Brancusi hinted it
Giacometti stinted it
Miró laughed at it
Degas choreographed it
Bosch hated it
Bruegel skated it
Watteau crêpe de chine covered it
Manet gape to dine uncovered it
Botticelli virgin Spring emerged
Titian love-in fling resurged
Kandinsky ignored it
Gaugin adored it
Renoir bathed his coquette in pink
Bellows slathed hot sweat in stink
Ingres slipped in two vertebrae
Maillol worshipped her in clay
Seurat biked it to the park
Tintoretto liked it for St Mark
Gorky mangled it
Pollock tangled it
Picasso pranced in Avignon
Matisse danced in primary tone
Michelangelo mixed genders
Fragonard transfixed splendors
Cézanne preferred yellow lemons
Van Gogh preferred star-glow demons
Lachaise inflated it
Schiele conflated it
Beckmann painted bloody stumps
Hals sainted ruddy rumps
Warhol silk-screened it
Chagall flute-dreamed it
Giotto enrobed it in gesso
Géricault unrobed it al fresco
Daumier mocked it
Wood defrocked it
Rodin raptured eroticized it
Braque fractured analyzed it
De Chirico enigmatically stylized it
El Greco astigmatically exorcized it
Velásquez grew a mischievous chin
Da Vinci drew a mysterious grin
Rothko dazzled with colors bold
Klimt razzled with showers gold
Lautrec wrapped Braunt’s neck in red
Stieglitz snapped O’Keeffe’s pec in bed
Duchamp sighted it descending
Caravaggio whited it offending
Rubens sketched it out
Modigliani stretched it out
Artists obsess on flesh
From Marrakesh to Uttar Pradesh
Published in HARVARD REVIEW ONLINE on February 25, 2016 with this contributor's note:
Herbert Engelhardt was born in New Jersey in 1925. He served in the Pacific Theater of World War II from 1943 to 1946 and was awarded the Purple Heart in the Battle of Okinawa in April 1945. He received his BA and MBA from Harvard in 1949 and 1951, respectively.
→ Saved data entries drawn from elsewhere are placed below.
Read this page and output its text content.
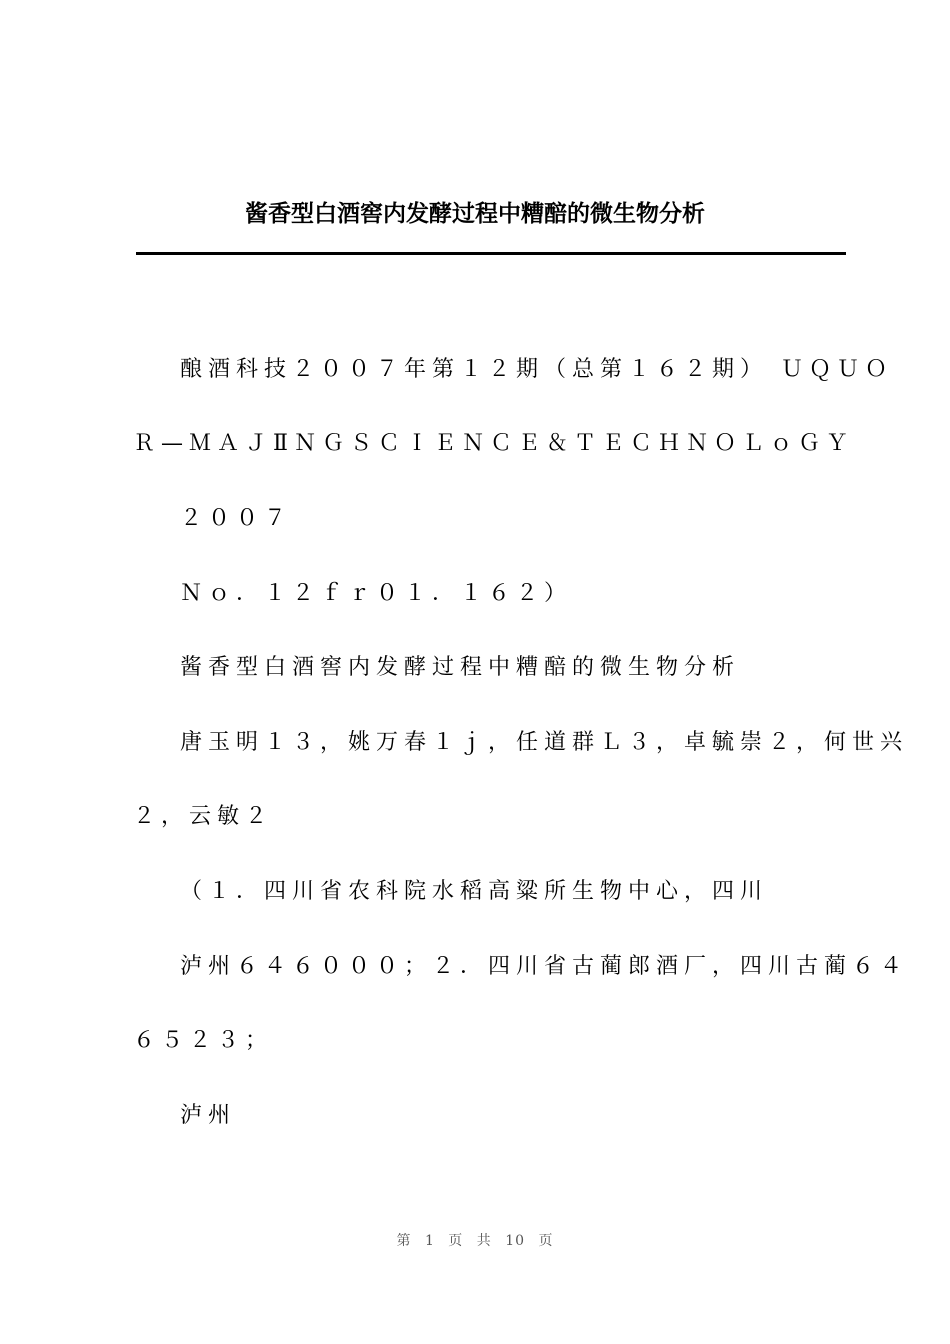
酱香型白酒窖内发酵过程中糟醅的微生物分析
酿酒科技２００７年第１２期（总第１６２期） ＵＱＵＯ
Ｒ—ＭＡＪⅡＮＧＳＣＩＥＮＣＥ＆ＴＥＣＨＮＯＬｏＧＹ
２００７
Ｎｏ．１２ｆｒ０１．１６２）
酱香型白酒窖内发酵过程中糟醅的微生物分析
唐玉明１３，姚万春１ｊ，任道群Ｌ３，卓毓崇２，何世兴
２，云敏２
（１．四川省农科院水稻高粱所生物中心，四川
泸州６４６０００；２．四川省古蔺郎酒厂，四川古蔺６４
６５２３；
泸州
第 1 页 共 10 页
In his late seventies, he began to write poems. He has lived in New York City since the early 1950s.
Ed. note: Herb, whom I met twelve or thirteen years ago, had a passion for poetry and a zest for life that continually inspired me. We met sixteen years ago, when he was eighty, and worked together on his poems. His book, Ordinary Soldiers, which he published under the title World War II Poetry: Memories of an Ordinary Soldier, deserves to be far better known and celebrated. One reader commented that the book is "Intimate. Visceral. Honest. First rate. Fine poetry and also a valuable as a historic record of a soldier's life, much of it in Okinawa and the Philippines, during WW II." Herb and I lunched together often and talked about all manner of thing -- his travels, his years in the service, his time at Harvard (where he housed with Henry Kissinger), and his own successful business career. For years he taught a course at NYU's Business School, with a reading list that included Julius Caesar and other works in which management made costly decisions to their detriment. Herb is quoted in my book One Hundred Autobiographies. We were comparing medical experiences and he said with his customary salty wit, “No matter what the longhaired Buddhist full of shit poets write about flowers and rocks and clouds, you don’t really understand life until you’ve had a Foley catheter stuck in you for six days." He was right about that and so much else. We miss you and honor you, Herb, and we mark your 98th birthday with this post! -- DL
All-embracing sharpest wit here. Thanks, David, for sharing it and your memories of its maker, previously unknown to me.